Conflict of interest statement: The authors have no conflicts of interest that could be perceived as prejudicing the impartiality of the research reported. Figures were made with Biorender.

Figures

Figure 1.
Figure 1.
The female hypothalamic-pituitary-gonadal (HPG) axis is a major pathway modulating copulatory receptivity in female rodents. Thus, each HPG component is susceptible to harm from endocrine disrupting chemicals (EDCs). Cyclic feedback across this system establishes the appropriate hormonal context which enables rodent expression of consummatory lordosis. The symbols + and – represent positive and negative feedback actions, respectively.
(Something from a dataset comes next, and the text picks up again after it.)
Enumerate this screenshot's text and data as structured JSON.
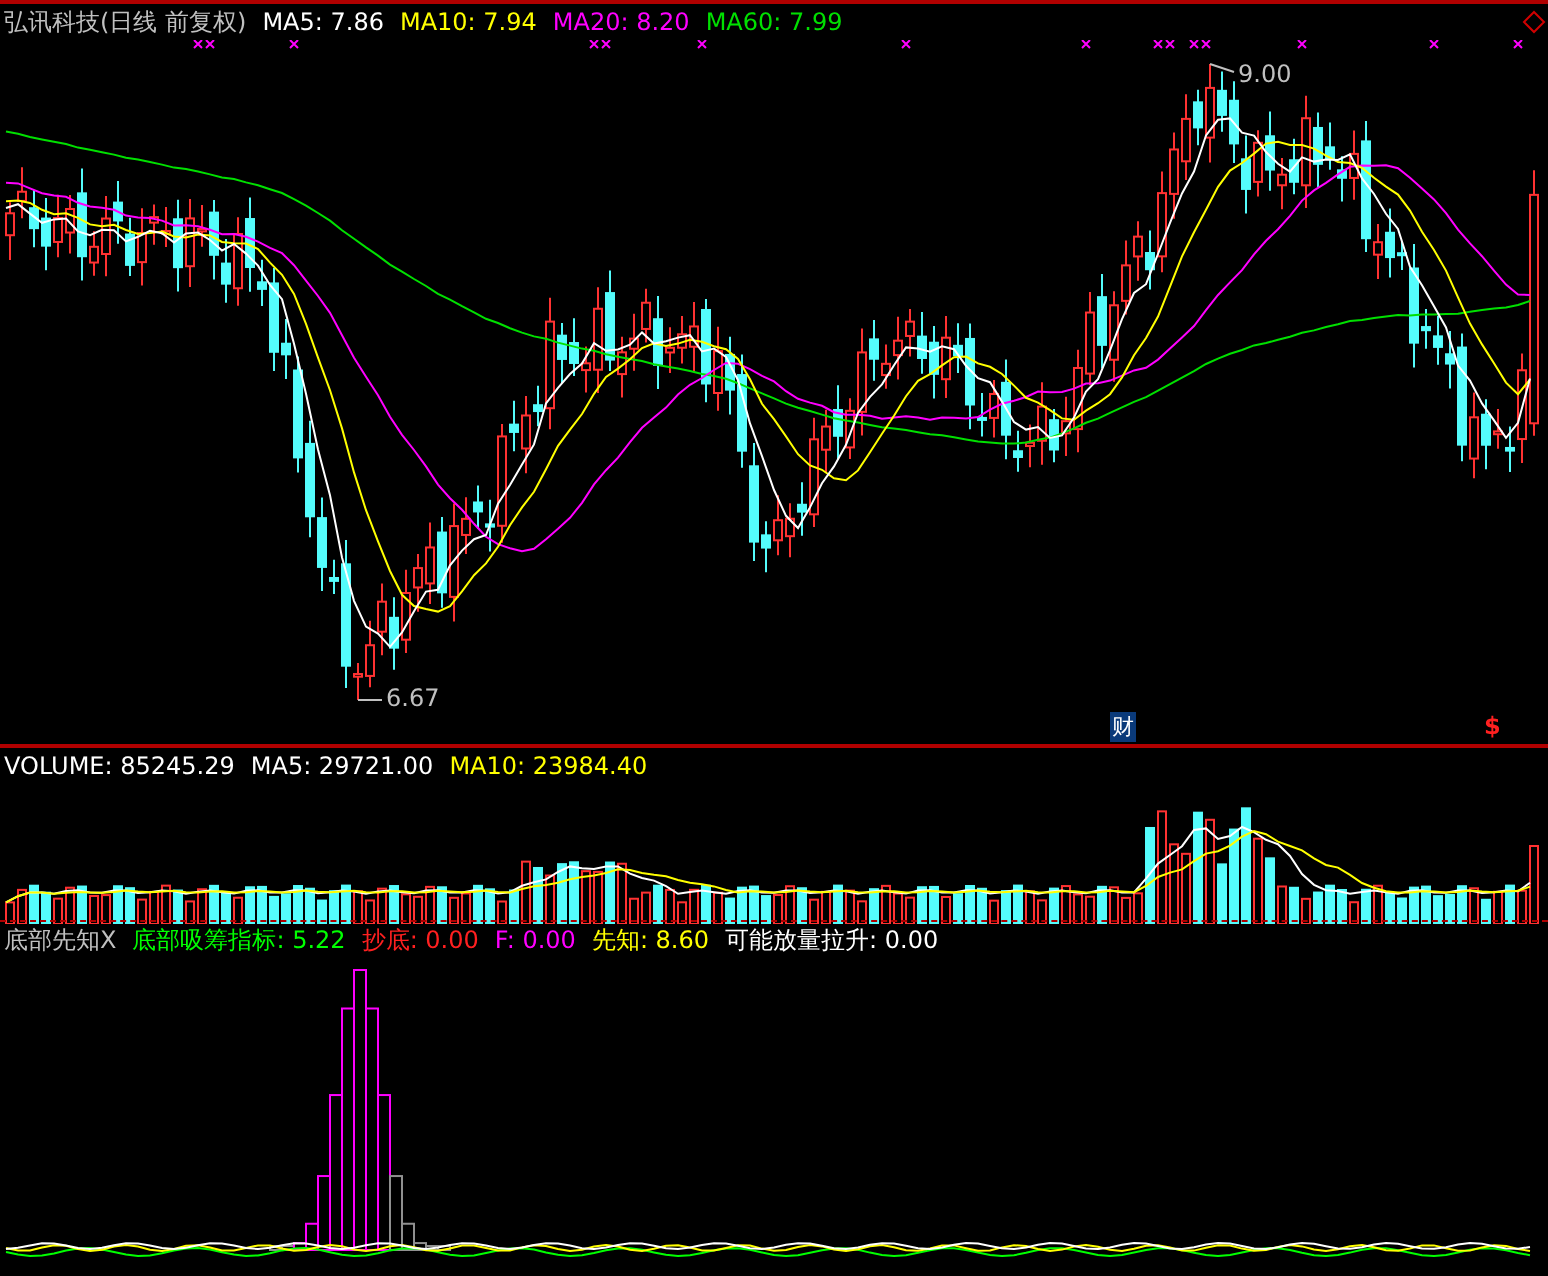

Kisspeptin (kiss) neurons in the anteroventral periventricular nucleus (AVPV) and arcuate (ARC) integrate sex-hormone signals originating from the ovary. The AVPV and ARC transduce these integrated ovarian signals and stimulate neurons which release gonadotropin releasing hormone (GnRH). This release of GnRH can occur in a pulsatile or surge manner. The GnRH signal then stimulates the anterior pituitary to release follicle-stimulating hormone (FSH) and luteinizing hormone (LH). These releasing hormones act on receptors on the ovary which maintains the continuing reproductive cycle.
Figure 2.
Figure 2.
The male hypothalamic pituitary gonadal axis (HPG) is a connected system of reproductive structures which regulate reproductive behavior. Each aspect of the HPG axis is a potential target of endocrine disrupting chemical (EDC) action, requiring further study. The – symbols represent negative feedback functions. Functions of the male HPG axis, similar to the female counterpart, are reliant upon hypothalamic GnRH neurons. However, a major dimorphism in the HPG axis is the hypothalamic regulation of GnRH and LH release. Specifically, in rodents, only females demonstrate LH surge signaling and strong positive feedback of gonadal hormones on the hypothalamus. Abbreviations: ARC; Arcuate, AVPV; anteroventral periventricular nucleus, FSH; Follicle-stimulating hormone, GnRH; gonadotropin releasing hormone, LH, Luteinizing hormone.
Figure 3.
Figure 3.
Male reproductive consummation occurs when the male (brown mouse) grasps the flanks of the female (grey mouse), thrusts his pelvis, and intromits his penis into her vagina. Male copulation depends on the MPOA and VMHvl of the RBCC. In contrast to females the PMv does not regulate reproductive behavior (Mei et al., 2023; Wei et al., 2021). The excitatory (glutamatergic) and inhibitory (GABAergic) connections in this circuit connect hormone-sensitive nuclei and require further investigation with respect to EDCs. Most interesting, Bayless et al., 2023 report that GABAergic projections from the BNST to the MPOA are initially inhibitory but become excitatory. Abbreviations: BNSTp; Bed nucleus of the stria terminalis, posterior part; GABA; Gamma-aminobutyric acid; MeA; Medial amygdala; MPOA; Medial preoptic area; RBCC; Reproductive behavioral control column; VMHvl; Ventromedial hypothalamus, ventrolateral part.
Figure 4.
Figure 4.
The female rodent (grey) expresses lordosis, i.e., sexual receptivity, characterized by a back in dorsiflexion that facilitates intromission from the male (brown). Lordosis is regulated via glutamatergic (excitatory) and GABAergic (inhibitory) connections across the MPOA, VHMvll, and PMv of the reproductive behavioral control column (Yin & Lin, 2023). Chemosensory social cues, such as male pheromones and volatile odors, transduced via the BNSTpr and MeA, are upstream regulators of the RBCC. The MPOA suppresses lordosis, while the VMHvll promotes lordosis (Mei et al., 2023). The PMv also promotes lordosis, though less so than the VMHvll (Mei et al., 2023). Changes in the balance of activation of these nuclei modulates female sexual receptivity. Each of these nuclei and their connections is an area requiring further exploration, regarding EDCs. Abbreviations: BNSTpr; Bed nucleus of the stria terminalis, principal nucleus, GABA; Gamma-aminobutyric acid, MeA; Medial amygdala, MPOA; Medial preoptic area, PAG; Periaqueductal gray, PMv; Ventral premammillary nucleus, VMHvll; Ventromedial hypothalamus, ventrolateral part, lateral subdivision.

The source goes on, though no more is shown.